South Africans infected with coronavirus in current fourth wave of pandemic are 80% less likely to be hospitalized if they catch the Omicron mutation, compared to other strains, according to a study published by the National Institute of Communicable Diseases.

But if someone is admitted to the hospital, the risk of serious illness is no different than other variants, according to study leaders Nicole Walter and Cheryl Cohen.

Compared to Delta infections in South Africa between April and November, Omicron mutation infections are associated with a 70% lower risk of serious disease, they said. Data for Omicron was collected from November until today.

Since Omicron was spotted by South African scientists on November 25, the mutation has caused a record number of cases in the country, which has fully vaccinated about 44% of its adult population.

The authors of the study made adjustments to take into account factors that could affect the results, including age, gender and whether the cases were re-infection. For the severity of the disease after admission, they also examined the presence of other diseases and previous immunization.

The study also showed that those who stick to Omicron may have higher viral loads.

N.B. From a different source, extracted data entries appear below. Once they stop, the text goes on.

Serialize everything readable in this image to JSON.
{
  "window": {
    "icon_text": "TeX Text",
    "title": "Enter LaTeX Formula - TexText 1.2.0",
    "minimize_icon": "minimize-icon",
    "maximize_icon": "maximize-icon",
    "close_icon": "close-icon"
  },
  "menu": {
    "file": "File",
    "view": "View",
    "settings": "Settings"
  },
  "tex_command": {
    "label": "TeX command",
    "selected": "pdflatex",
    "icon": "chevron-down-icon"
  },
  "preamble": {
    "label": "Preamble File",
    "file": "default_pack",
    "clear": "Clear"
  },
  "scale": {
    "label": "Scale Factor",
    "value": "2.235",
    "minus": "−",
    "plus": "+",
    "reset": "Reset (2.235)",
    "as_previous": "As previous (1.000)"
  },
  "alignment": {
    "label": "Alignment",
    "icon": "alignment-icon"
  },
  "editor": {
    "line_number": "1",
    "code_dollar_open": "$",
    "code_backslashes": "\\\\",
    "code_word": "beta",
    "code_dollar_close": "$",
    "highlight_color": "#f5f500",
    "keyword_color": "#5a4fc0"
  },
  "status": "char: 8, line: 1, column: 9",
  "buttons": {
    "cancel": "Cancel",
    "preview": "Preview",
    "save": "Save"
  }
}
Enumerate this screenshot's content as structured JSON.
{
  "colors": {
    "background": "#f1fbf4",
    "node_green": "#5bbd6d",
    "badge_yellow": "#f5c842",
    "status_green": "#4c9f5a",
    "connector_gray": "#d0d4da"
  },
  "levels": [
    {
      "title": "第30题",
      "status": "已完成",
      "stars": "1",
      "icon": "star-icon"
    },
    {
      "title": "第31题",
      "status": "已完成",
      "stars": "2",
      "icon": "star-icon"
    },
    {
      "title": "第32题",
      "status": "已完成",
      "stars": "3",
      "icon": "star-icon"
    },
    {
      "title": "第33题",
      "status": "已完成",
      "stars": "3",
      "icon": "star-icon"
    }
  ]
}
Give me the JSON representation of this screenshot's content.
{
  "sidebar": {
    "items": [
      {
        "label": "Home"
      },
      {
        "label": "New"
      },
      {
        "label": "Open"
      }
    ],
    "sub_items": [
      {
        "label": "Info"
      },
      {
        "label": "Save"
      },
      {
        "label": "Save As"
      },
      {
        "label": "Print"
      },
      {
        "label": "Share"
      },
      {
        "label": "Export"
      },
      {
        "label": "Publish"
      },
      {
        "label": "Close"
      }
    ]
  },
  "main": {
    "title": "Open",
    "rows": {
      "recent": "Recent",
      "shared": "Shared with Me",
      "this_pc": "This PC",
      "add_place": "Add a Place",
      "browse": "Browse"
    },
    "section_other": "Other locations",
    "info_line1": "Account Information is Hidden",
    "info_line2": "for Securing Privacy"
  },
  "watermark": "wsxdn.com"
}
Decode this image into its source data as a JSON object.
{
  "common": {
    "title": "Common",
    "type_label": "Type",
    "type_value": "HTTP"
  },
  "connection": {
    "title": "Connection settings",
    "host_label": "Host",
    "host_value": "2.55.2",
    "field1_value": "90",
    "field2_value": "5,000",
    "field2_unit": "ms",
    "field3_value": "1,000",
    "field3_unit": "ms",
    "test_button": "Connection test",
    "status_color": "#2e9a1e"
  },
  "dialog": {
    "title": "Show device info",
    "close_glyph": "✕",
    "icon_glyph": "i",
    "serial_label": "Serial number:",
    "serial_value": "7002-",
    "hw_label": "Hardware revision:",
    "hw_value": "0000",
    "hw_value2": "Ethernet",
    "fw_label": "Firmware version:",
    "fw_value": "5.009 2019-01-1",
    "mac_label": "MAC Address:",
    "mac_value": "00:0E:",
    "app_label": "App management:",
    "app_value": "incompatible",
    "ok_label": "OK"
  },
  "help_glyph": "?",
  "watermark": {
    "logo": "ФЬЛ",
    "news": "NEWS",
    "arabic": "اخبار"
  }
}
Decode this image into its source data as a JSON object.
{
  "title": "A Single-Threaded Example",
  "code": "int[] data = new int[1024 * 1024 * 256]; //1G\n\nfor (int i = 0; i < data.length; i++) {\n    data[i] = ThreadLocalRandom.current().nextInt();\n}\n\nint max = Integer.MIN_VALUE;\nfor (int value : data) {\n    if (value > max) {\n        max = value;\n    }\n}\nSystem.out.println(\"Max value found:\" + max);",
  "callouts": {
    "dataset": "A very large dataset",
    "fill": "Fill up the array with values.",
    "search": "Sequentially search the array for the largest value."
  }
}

The study is “significant,” according to Bloomberg, although the use of so-called “historical data” for Delta infections between April and November means that its outcome may be affected by time issues, said Paul Hunter, a professor of medicine at the University. of the United Kingdom. of the East of England.

“Thus, although Omicron cases were less likely to be hospitalized than delta cases, it is not possible to say whether this was due to inherent differences in infectious activity or to higher population immunity in November compared to earlier,” he said. Hunter.

The authors pointed out the same limitations.